The Wind Rises
Hayao Miyazaki
The story: Inspired by the Italian plane designer Giovanni Battista Caproni (Nomura Mansai), Jiro Horikoshi (Hideaki Anno) dreams of flight as a young boy. After studying engineering at university, he works for an airplane manufacturer and eventually succeeds in coming up with a fast aircraft, the Mitsubishi A5M. Both the A5M and its successor, the Mitsubishi A6M Zero, were used by Japan during World War II. Along the way, Jiro falls in love with Naoko (Miori Takimoto), a girl he meets on a train journey disrupted by the Great Kanto earthquake of 1923. Based on writer-director Hayao Miyazaki’s manga adaptation of a 1937 short story of the same name by Tatsuo Hori.
Japan’s master of animation Hayao Miyazaki is the man behind some of my favourite flights of fancy.
From My Neighbour Totoro (1988) to Kiki’s Delivery Service (1989) to Spirited Away (2001), he has created gorgeously rendered worlds in which tales of bravery and magic unfold.

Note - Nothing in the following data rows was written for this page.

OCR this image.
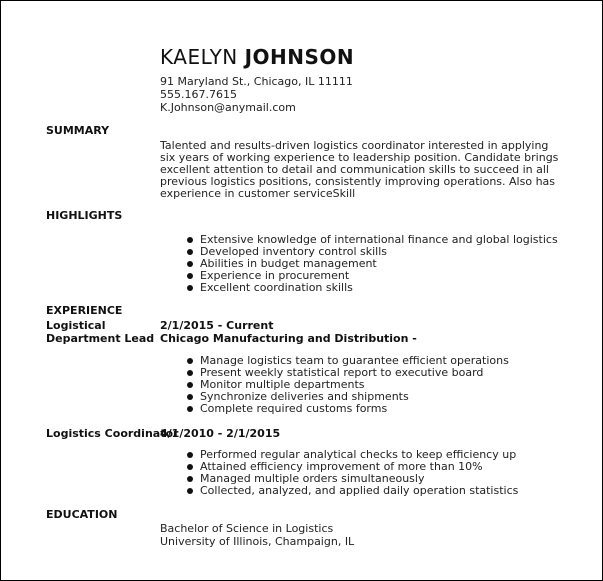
KAELYN JOHNSON
91 Maryland St., Chicago, IL 11111
555.167.7615
K.Johnson@anymail.com
SUMMARY

Talented and results-driven logistics coordinator interested in applying six years of working experience to leadership position. Candidate brings excellent attention to detail and communication skills to succeed in all previous logistics positions, consistently improving operations. Also has experience in customer serviceSkill

HIGHLIGHTS
Extensive knowledge of international finance and global logistics
Developed inventory control skills
Abilities in budget management
Experience in procurement
Excellent coordination skills
EXPERIENCE
Logistical
Department Lead
2/1/2015 - Current
Chicago Manufacturing and Distribution -
Manage logistics team to guarantee efficient operations
Present weekly statistical report to executive board
Monitor multiple departments
Synchronize deliveries and shipments
Complete required customs forms
Logistics Coordinator
4/1/2010 - 2/1/2015
Performed regular analytical checks to keep efficiency up
Attained efficiency improvement of more than 10%
Managed multiple orders simultaneously
Collected, analyzed, and applied daily operation statistics
EDUCATION
Bachelor of Science in Logistics
University of Illinois, Champaign, IL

The Wind Rises, however, does not soar to the same heights.
Perhaps to some extent, he was kept earthbound by the fact that this was a story based on the real-life character of Horikoshi, chief engineer of various World War II Japanese fighter designs.

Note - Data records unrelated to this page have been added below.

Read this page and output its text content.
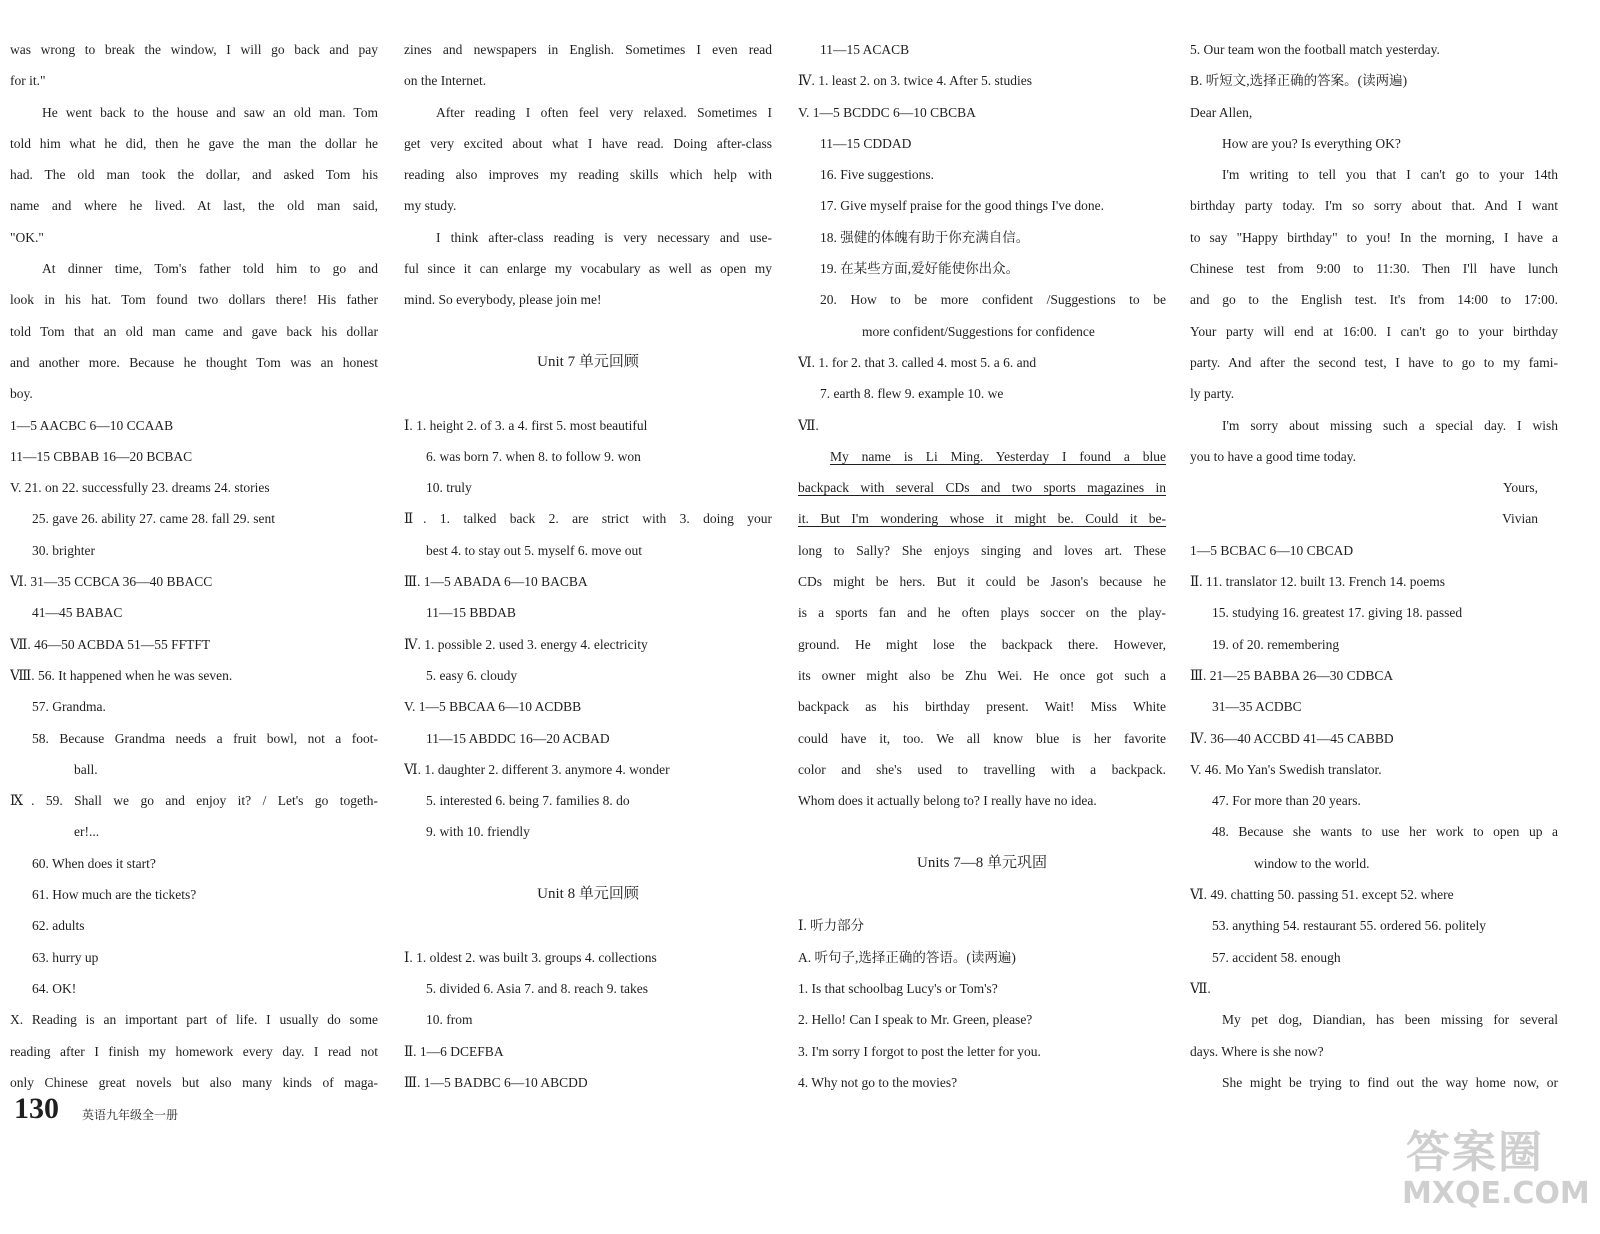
was wrong to break the window, I will go back and pay
for it."
He went back to the house and saw an old man. Tom
told him what he did, then he gave the man the dollar he
had. The old man took the dollar, and asked Tom his
name and where he lived. At last, the old man said,
"OK."
At dinner time, Tom's father told him to go and
look in his hat. Tom found two dollars there! His father
told Tom that an old man came and gave back his dollar
and another more. Because he thought Tom was an honest
boy.
1—5 AACBC 6—10 CCAAB
11—15 CBBAB 16—20 BCBAC
V. 21. on 22. successfully 23. dreams 24. stories
25. gave 26. ability 27. came 28. fall 29. sent
30. brighter
Ⅵ. 31—35 CCBCA 36—40 BBACC
41—45 BABAC
Ⅶ. 46—50 ACBDA 51—55 FFTFT
Ⅷ. 56. It happened when he was seven.
57. Grandma.
58. Because Grandma needs a fruit bowl, not a foot-
ball.
Ⅸ. 59. Shall we go and enjoy it? / Let's go togeth-
er!...
60. When does it start?
61. How much are the tickets?
62. adults
63. hurry up
64. OK!
X. Reading is an important part of life. I usually do some
reading after I finish my homework every day. I read not
only Chinese great novels but also many kinds of maga-
zines and newspapers in English. Sometimes I even read
on the Internet.
After reading I often feel very relaxed. Sometimes I
get very excited about what I have read. Doing after-class
reading also improves my reading skills which help with
my study.
I think after-class reading is very necessary and use-
ful since it can enlarge my vocabulary as well as open my
mind. So everybody, please join me!
Unit 7 单元回顾
Ⅰ. 1. height 2. of 3. a 4. first 5. most beautiful
6. was born 7. when 8. to follow 9. won
10. truly
Ⅱ. 1. talked back 2. are strict with 3. doing your
best 4. to stay out 5. myself 6. move out
Ⅲ. 1—5 ABADA 6—10 BACBA
11—15 BBDAB
Ⅳ. 1. possible 2. used 3. energy 4. electricity
5. easy 6. cloudy
V. 1—5 BBCAA 6—10 ACDBB
11—15 ABDDC 16—20 ACBAD
Ⅵ. 1. daughter 2. different 3. anymore 4. wonder
5. interested 6. being 7. families 8. do
9. with 10. friendly
Unit 8 单元回顾
Ⅰ. 1. oldest 2. was built 3. groups 4. collections
5. divided 6. Asia 7. and 8. reach 9. takes
10. from
Ⅱ. 1—6 DCEFBA
Ⅲ. 1—5 BADBC 6—10 ABCDD
11—15 ACACB
Ⅳ. 1. least 2. on 3. twice 4. After 5. studies
V. 1—5 BCDDC 6—10 CBCBA
11—15 CDDAD
16. Five suggestions.
17. Give myself praise for the good things I've done.
18. 强健的体魄有助于你充满自信。
19. 在某些方面,爱好能使你出众。
20. How to be more confident /Suggestions to be
more confident/Suggestions for confidence
Ⅵ. 1. for 2. that 3. called 4. most 5. a 6. and
7. earth 8. flew 9. example 10. we
Ⅶ.
My name is Li Ming. Yesterday I found a blue
backpack with several CDs and two sports magazines in
it. But I'm wondering whose it might be. Could it be-
long to Sally? She enjoys singing and loves art. These
CDs might be hers. But it could be Jason's because he
is a sports fan and he often plays soccer on the play-
ground. He might lose the backpack there. However,
its owner might also be Zhu Wei. He once got such a
backpack as his birthday present. Wait! Miss White
could have it, too. We all know blue is her favorite
color and she's used to travelling with a backpack.
Whom does it actually belong to? I really have no idea.
Units 7—8 单元巩固
Ⅰ. 听力部分
A. 听句子,选择正确的答语。(读两遍)
1. Is that schoolbag Lucy's or Tom's?
2. Hello! Can I speak to Mr. Green, please?
3. I'm sorry I forgot to post the letter for you.
4. Why not go to the movies?
5. Our team won the football match yesterday.
B. 听短文,选择正确的答案。(读两遍)
Dear Allen,
How are you? Is everything OK?
I'm writing to tell you that I can't go to your 14th
birthday party today. I'm so sorry about that. And I want
to say "Happy birthday" to you! In the morning, I have a
Chinese test from 9:00 to 11:30. Then I'll have lunch
and go to the English test. It's from 14:00 to 17:00.
Your party will end at 16:00. I can't go to your birthday
party. And after the second test, I have to go to my fami-
ly party.
I'm sorry about missing such a special day. I wish
you to have a good time today.
Yours,
Vivian
1—5 BCBAC 6—10 CBCAD
Ⅱ. 11. translator 12. built 13. French 14. poems
15. studying 16. greatest 17. giving 18. passed
19. of 20. remembering
Ⅲ. 21—25 BABBA 26—30 CDBCA
31—35 ACDBC
Ⅳ. 36—40 ACCBD 41—45 CABBD
V. 46. Mo Yan's Swedish translator.
47. For more than 20 years.
48. Because she wants to use her work to open up a
window to the world.
Ⅵ. 49. chatting 50. passing 51. except 52. where
53. anything 54. restaurant 55. ordered 56. politely
57. accident 58. enough
Ⅶ.
My pet dog, Diandian, has been missing for several
days. Where is she now?
She might be trying to find out the way home now, or
130 英语九年级全一册
答案圈
MXQE.COM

In the first place, it was a controversial choice of subject matter given Japanese military aggression and the association of the Zero plane with kamikaze suicide missions during the war.

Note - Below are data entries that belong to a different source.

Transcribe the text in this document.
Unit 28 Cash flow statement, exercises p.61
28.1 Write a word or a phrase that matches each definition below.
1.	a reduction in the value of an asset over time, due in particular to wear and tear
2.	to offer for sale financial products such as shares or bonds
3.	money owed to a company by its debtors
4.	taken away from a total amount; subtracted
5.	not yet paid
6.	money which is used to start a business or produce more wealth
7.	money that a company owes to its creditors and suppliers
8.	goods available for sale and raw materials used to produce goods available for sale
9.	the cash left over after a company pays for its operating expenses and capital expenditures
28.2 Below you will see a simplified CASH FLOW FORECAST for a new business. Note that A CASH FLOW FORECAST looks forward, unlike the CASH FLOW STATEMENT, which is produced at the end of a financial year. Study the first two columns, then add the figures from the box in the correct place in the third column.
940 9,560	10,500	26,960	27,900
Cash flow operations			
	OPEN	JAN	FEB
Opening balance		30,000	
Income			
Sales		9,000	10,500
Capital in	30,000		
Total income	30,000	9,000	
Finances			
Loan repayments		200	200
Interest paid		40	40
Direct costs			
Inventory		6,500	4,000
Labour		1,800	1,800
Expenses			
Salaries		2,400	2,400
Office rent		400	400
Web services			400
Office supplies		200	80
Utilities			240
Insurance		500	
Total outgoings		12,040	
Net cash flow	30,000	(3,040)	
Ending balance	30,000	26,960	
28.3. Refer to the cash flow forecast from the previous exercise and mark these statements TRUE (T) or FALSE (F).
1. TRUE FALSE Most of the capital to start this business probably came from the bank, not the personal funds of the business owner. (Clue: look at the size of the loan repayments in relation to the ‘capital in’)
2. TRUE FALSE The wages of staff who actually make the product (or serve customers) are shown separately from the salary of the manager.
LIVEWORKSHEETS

Miyazaki is careful not to glorify war and destruction.
Early on, Horikoshi’s mother says to him: “Fighting is never justified.” And his role model Caproni says more explicitly that “the dream of flight is cursed” – a thing of beauty can be an instrument of nightmare as well.
At the same time, there is the idea that all we can do is try to survive in tumultuous times.
“The wind is rising, we must try to live”, from French poet Paul Valery’s The Graveyard By The Sea, is a couplet that is repeated several times in the movie.
It is not fully persuasive though and the prickly question of Horikoshi’s culpability in the building of war machines is too readily resolved with a throwaway line: “We’re not arms merchants, we just want to build good aircraft.”
As a movie, The Wind Rises is, as always for a Studio Ghibli feature, beautifully illustrated. Miyazaki pays attention to the little details and that helps to bring the animated world vividly alive.
For example, in a scene of Horikoshi and Naoko rushing back to her home after the earthquake strikes, as they move against the flow of people fleeing, they catch the attention of a boy who glances at them curiously.
It could do with better pacing, though.
The film delved at length into the technicalities of plane design and the human element felt a bit short-changed.
Horikoshi and Naoko’s relationship is not that compelling as well, though there is a lovely wedding sequence between the two.
Hopefully, this will not be Miyazaki’s last film as announced. By one count, this is apparently his sixth retirement. There could well be wind still left in his sails.